The Saint Lucia National Trust, hereinafter called the Trust, was established in 1975 under the Saint Lucia National Trust Act. The mandate of the Saint Lucia National Trust is to protect the natural and cultural assets of Saint Lucia for the benefit of present and future generations. Since its establishment, the Trust has been active in the areas of conservation, resource management, education and advocacy, to the extent that it is seen by many as the main, and sometimes the sole, civil society watchdog.
Throughout its existence since 1975, the Trust has, and will continue to, operate, advise and comment on a non-political and impartial basis. In addition, the Trust has always endeavoured to obtain as much factual information as possible before commenting publicly on issues that are relevant to its mandate and mission.
It is also important to note that the Trust embraces the idea of sustainable development and is, therefore, particularly concerned about sustainably managing the natural and cultural assets that have been vested in it and for the national public good. In this context, the Trust is prepared to work, with any administration, for the socio-economic development and environmental sustainability of the country.

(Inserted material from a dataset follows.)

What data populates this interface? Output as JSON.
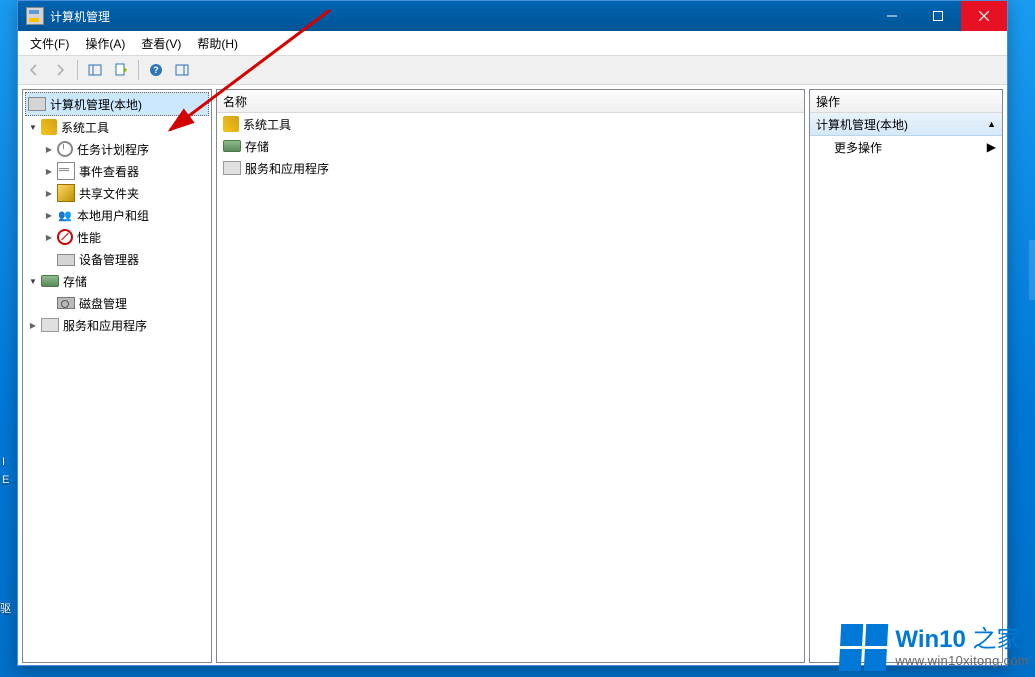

Recent developments, played out in the public domain have conveyed the tension between the current administration and the Trust. Three issues in particular, have been largely responsible for this. These include the proposed dolphinarium at Pigeon Island; the proposed Desert Star Holdings (DSH) development; and the suspension of the annual Government subvention to the Trust.
These issues have generated a significant amount of public debate and a number of statements have been made by representatives of the government, by the Trust, and its members, Council and staff. Many of the statements issued by either side have, unfortunately, only served to heighten the public discourse. Furthermore, some of the public statements attributed to the Trust have been made by individual members speaking in their personal capacity and have not necessarily reflected the official position of the Trust, or been endorsed by its Council.
For its part, the Trust would like to indicate that it wishes to work with the Government of Saint Lucia. With regard to the DSH Project, the Trust has no fundamental objection to any development in the south, or in any part of Saint Lucia that will contribute to the long-term socio-economic benefit of citizens, and environmental sustainability of the nation. Further, with respect to the particular initiative, the Trust considers the much-debated details of the related framework agreement between the developer and the government to be outside its sphere of competence. Nevertheless, the Trust remains concerned about the fate of the Makoté Mangrove, an important RAMSAR site; the Maria Islands and their related ecosystems and endemic species; and the ecological and environmental assets in Pointe du Sable as well as the potential impacts of the proposed development on the livelihoods of persons dependent on these assets.
In meetings with the Trust, and via the media, the prime minister has given assurances that due process, including planning requirements and environmental and social assessments and safeguards, will be observed in the implementation of the DSH Project and that the Trust will be afforded the opportunity to participate in the review process and to articulate its concerns, as appropriate. At this time, the Trust is prepared to accept the prime minister’s assurances and to support due process as long as they remain in place and as long as the Trust remains involved in the process.
The dolphinarium proposed for Pigeon Island has been the subject of much debate. The Trust, in the coming days, will formally communicate, in writing, to the prime minister its position on the proposed development as well as the basis for this position.
On the matter of the government subvention, the prime minister has indicated a willingness to provide financial support to the Trust contingent upon the submission of a business plan that provides a basis for the utilization of the financing requested. The Trust is prepared to accept this offer and will submit the required documentation at the earliest juncture.
While individual members of the Trust are certainly entitled to exercise their rights to free speech, all future statements on the aforementioned matters should only be considered official statements of the Trust when duly authorized by the Chairperson of the Council of the Trust.
The Trust wishes to assure the citizens of Saint Lucia that it will always endeavour to fulfill its mandate and to maintain its core values. In so doing, the Trust will continue to remain vigilant in ensuring that Saint Lucia’s natural and cultural assets will not be compromised and will not hesitate to communicate its concerns, through the appropriate channels, where such a risk may arise.